Home is Where We Harvest

As a child, I let my incessant imagination go during solitary walks in the garden. I looked under rocks for Mountain Garter snakes (I called them Red Racers), stared at flower blossoms, and observed the slow growth of vegetables for hours. Bleeding hearts were little girls with pink hair and pigtails and green button squash were flying saucers. I was enamored, too, by volunteer species like the velvety cotton leaves of mullein, running my fingertips over them in the sunlight.

We had an impressive garden with mature apple trees that were, lucky for us, there when we bought the house. I’m not sure what type of apples they were, but one tree bore sweet yellow, slightly spotted apples, which looked like they had been marked with the tip of a pencil. The other had tart, light red apples with swaths of unripe green. Both were a little smaller than your average store bought apples. We did our best to pick them, eat them, and turn them into applesauce and apple butter before they met their fate under the tree, rotting and turning beige and soft as if they had been baked.

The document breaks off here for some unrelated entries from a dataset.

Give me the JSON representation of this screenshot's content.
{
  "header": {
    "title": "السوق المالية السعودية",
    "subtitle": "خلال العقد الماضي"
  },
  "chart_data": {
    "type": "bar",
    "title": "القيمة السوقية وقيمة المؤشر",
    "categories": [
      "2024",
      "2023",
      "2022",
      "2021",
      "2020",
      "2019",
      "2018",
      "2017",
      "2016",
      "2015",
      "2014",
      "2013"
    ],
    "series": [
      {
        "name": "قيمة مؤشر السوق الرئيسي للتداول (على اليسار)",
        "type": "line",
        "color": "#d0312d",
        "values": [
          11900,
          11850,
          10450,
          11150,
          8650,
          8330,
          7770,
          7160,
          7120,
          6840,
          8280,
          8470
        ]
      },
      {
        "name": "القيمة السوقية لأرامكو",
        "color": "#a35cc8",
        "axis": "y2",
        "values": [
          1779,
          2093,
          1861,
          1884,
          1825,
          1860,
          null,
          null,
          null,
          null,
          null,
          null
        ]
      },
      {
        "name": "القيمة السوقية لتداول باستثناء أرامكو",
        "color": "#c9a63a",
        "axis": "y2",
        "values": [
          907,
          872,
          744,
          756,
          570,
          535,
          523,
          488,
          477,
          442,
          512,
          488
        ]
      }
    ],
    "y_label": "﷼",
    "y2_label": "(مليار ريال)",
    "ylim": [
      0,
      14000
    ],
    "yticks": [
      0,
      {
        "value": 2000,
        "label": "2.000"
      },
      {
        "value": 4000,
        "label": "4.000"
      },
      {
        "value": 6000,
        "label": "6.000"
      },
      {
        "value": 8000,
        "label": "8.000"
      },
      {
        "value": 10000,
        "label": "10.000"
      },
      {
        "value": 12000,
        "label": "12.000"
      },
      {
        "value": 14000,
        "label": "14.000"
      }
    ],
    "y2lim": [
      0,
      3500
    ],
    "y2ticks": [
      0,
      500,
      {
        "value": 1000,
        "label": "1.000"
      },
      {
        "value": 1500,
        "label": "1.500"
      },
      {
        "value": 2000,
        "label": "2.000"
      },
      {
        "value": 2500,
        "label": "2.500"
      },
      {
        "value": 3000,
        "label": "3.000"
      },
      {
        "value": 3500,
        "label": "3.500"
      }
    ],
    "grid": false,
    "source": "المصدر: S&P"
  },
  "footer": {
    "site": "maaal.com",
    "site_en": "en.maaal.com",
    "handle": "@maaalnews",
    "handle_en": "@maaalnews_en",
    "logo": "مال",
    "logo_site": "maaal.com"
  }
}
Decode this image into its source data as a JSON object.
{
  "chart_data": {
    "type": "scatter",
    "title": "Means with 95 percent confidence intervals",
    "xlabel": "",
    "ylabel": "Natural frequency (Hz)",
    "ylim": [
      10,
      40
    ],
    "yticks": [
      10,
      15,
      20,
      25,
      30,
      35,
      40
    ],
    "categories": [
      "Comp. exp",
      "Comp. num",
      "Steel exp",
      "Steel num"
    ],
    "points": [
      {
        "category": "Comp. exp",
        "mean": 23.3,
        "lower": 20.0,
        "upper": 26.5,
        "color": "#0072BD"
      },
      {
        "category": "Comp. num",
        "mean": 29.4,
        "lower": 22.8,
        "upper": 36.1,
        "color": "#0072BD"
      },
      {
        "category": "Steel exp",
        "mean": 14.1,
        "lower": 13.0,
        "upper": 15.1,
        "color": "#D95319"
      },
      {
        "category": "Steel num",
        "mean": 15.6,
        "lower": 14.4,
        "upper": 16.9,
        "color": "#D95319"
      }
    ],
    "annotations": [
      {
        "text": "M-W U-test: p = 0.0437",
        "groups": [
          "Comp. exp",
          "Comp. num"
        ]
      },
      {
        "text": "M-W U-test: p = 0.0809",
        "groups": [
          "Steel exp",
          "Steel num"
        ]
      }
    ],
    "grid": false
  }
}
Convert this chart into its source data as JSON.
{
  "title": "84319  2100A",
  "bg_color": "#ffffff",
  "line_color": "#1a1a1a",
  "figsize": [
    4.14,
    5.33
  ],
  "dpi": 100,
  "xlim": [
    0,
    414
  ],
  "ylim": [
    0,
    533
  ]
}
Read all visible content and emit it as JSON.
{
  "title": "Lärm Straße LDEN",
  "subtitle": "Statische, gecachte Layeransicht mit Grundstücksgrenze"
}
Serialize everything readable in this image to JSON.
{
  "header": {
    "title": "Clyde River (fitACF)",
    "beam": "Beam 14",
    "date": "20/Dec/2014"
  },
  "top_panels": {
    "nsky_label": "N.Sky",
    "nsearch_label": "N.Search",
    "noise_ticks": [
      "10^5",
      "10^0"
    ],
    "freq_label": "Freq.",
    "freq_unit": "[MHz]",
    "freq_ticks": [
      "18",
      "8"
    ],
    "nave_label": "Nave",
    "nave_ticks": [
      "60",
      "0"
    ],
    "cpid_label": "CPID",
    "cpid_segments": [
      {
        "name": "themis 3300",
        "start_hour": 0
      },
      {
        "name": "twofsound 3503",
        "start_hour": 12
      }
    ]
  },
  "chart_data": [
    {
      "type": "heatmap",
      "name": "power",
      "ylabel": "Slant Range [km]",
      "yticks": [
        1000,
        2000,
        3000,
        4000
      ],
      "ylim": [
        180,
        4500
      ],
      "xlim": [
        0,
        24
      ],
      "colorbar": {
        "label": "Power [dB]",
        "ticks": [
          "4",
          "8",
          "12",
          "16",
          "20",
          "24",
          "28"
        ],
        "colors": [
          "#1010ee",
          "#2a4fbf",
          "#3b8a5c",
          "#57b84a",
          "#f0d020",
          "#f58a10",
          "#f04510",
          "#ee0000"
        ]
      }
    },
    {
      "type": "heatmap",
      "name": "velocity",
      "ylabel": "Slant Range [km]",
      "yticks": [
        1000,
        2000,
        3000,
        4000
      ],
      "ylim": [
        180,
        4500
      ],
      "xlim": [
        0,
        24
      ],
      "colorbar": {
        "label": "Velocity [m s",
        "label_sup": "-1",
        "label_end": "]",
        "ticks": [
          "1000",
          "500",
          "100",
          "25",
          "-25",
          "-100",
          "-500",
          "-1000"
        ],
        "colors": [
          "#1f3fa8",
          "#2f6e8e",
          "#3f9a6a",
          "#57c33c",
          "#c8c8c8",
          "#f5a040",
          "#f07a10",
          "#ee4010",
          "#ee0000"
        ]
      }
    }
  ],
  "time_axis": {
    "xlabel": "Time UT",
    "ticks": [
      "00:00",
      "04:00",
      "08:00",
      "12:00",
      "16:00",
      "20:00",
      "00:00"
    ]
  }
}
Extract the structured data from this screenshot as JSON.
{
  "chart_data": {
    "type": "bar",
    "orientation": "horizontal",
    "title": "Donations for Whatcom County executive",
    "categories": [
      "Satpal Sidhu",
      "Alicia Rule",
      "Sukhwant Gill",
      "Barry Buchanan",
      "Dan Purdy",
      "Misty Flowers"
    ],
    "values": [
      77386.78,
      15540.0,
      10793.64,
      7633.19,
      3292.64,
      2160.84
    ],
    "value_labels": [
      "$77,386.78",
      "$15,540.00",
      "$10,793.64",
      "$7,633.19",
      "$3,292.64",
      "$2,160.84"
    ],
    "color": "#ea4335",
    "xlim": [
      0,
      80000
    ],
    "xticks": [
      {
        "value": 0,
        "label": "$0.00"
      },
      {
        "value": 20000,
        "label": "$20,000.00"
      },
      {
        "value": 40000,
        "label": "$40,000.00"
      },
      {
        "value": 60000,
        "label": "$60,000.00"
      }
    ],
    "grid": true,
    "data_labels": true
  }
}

We also had a cherry tree that bloomed idyllic white blossoms, but never bore fruit, in addition to an apricot, fig, and plum tree, which my father incorporated seamlessly along side paths that bordered swaths of vegetable beds on our one acre. There were also small purple and green grapes that grew up the fence that ran down the periphery of the backyard. I loved to pick stainless steel colanders full of these bittersweet jewels for the whole family to share while contemplating the life cycle of a raisin. There were always a few shriveled and parched, still clinging to vine, just not able to let go.

My father used to make a delicious, aromatic spaghetti sauce with generous amounts of fresh oregano and rosemary and a hint of red wine. One day while working in the garden with him, he squatted next to our herb garden, closest to the rosemary and took a deep relaxed breath in with his eyes closed and said, “Mara, smell that,” in a state nearing ecstasy. And I did, mirroring the drama of his deep breath in through my nose, simultaneously gaining an appreciation for nature, homegrown food, and family in one deep whiff.

My first garden was not just the landscape of my childhood, but more like a family member, complex and vulnerable and beautiful in the way people are. Perhaps gardens for me are what Madeleine cakes were to Marcel Proust (more specifically the narrator of Remembrance of Things Past). Tasting or even seeing a lemon cucumber or spaghetti squash can take me back to the long summer days in the Sierra Foothills of California, and the abundance of fresh fruit accessible to us all summer, the multitude of melons at our fingertips, trying each and every one throughout the season during our elaborate picnics in the front yard. The juice of each melon, cantaloupe, Casaba, Crenshaw, honeydew, Juan Canary, and of course watermelon, dripped down our arms in a sweet sugary tributary that dried glossy in the sun.

I have rarely lived anywhere, nor has my husband, without digging a shovel into the earth and planting seeds. Any little plot will do. Home is where we harvest.

Today we live on just a quarter of an acre, which we mostly use to grow food, in the modest, but vibrant, city of Asheville, North Carolina. Our garden is urban. The sound of traffic can be heard while we pick okra, Cherokee purple heirloom tomatoes, strawberries, blueberries, figs.

All gardens are a sort of palimpsest. Year after year, season after season, the soil is cleared, the previous harvest devoured, erased to allow for the next. Traces of its previous incarnation lie barely visible to the eye in the chemistry of the soil’s flesh. It is a constant cycle of erasure and reimagining. Hunger and creativity join in matrimony with the planting of each seed, each ingredient plucked from the vine, dug from the earth.

We feel most alive when participating as creative custodians to our little corner, quarter of an acre, of the planet. We would feel lost without it.  It forces us to touch the earth.